Actions of halothane on the electrical activity of Purkinje fibers derived from normal and infarcted canine hearts.

Abstract

The effects of 0.39 mM halothane (approx. 1.1 vol%) on the action potentials of proximal (false tendon) and distal (apical) left ventricular Purkinje fibers were compared in analogous in vitro preparations derived from normal dogs and animals surviving 1 day following acute myocardial infarction. In ten noninfarcted hearts, halothane reduced regional differences in repolarization by decreasing action potential duration (APD90, mean +/- SE) in proximal fibers from 300 +/- 7 to 277 +/- 6 msec (P less than or equal to 0.01) without decreasing APD90 in distal fibers (control 240 +/- 4 msec, halothane 249 +/- 5 msec).
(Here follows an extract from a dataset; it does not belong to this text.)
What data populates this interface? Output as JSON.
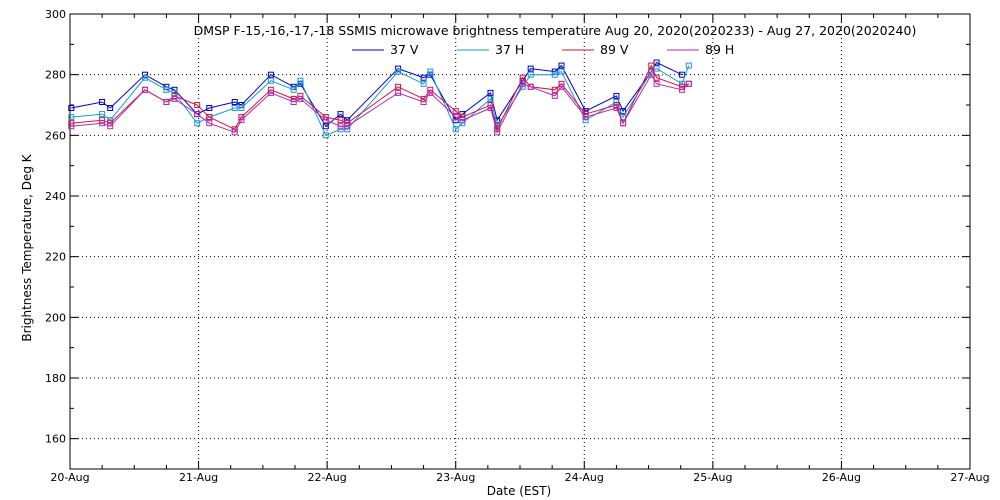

In ten infarcted hearts, halothane accentuated pathologic differences in repolarization by decreasing APD90 in the non-ischemic proximal fibers from 311 +/- 8 to 287 +/- 7 msec (P less than or equal to 0.01), while increasing APD90 in the ischemic distal fibers from 375 +/- 15 to 406 +/- 18 msec (P less than or equal to 0.01). Halothane also decreased the overshoot from 32.9 +/- 1.0 to 28.4 +/- 0.8 m V (P less than or equal to 0.01) and Vmax from 356 +/- 28 to 300 +/- 22 V/s (P less than or equal to 0.05) in ischemic fibers. In seven infarcts evaluated by extrastimulus techniques, halothane slowed the conduction of premature impulses and prolonged refractoriness, while, in five of the seven hearts, it reversibly increased the range of coupling intervals which induced probable reentrant responses. In a separate study of seven infarcts, halothane decreased the rate of spontaneous activity originating in the ischemic region. It is concluded that halothane facilitates the occurrence of re-entry while inhibiting the initiation of abnormal impulses in the in vitro canine infarction model.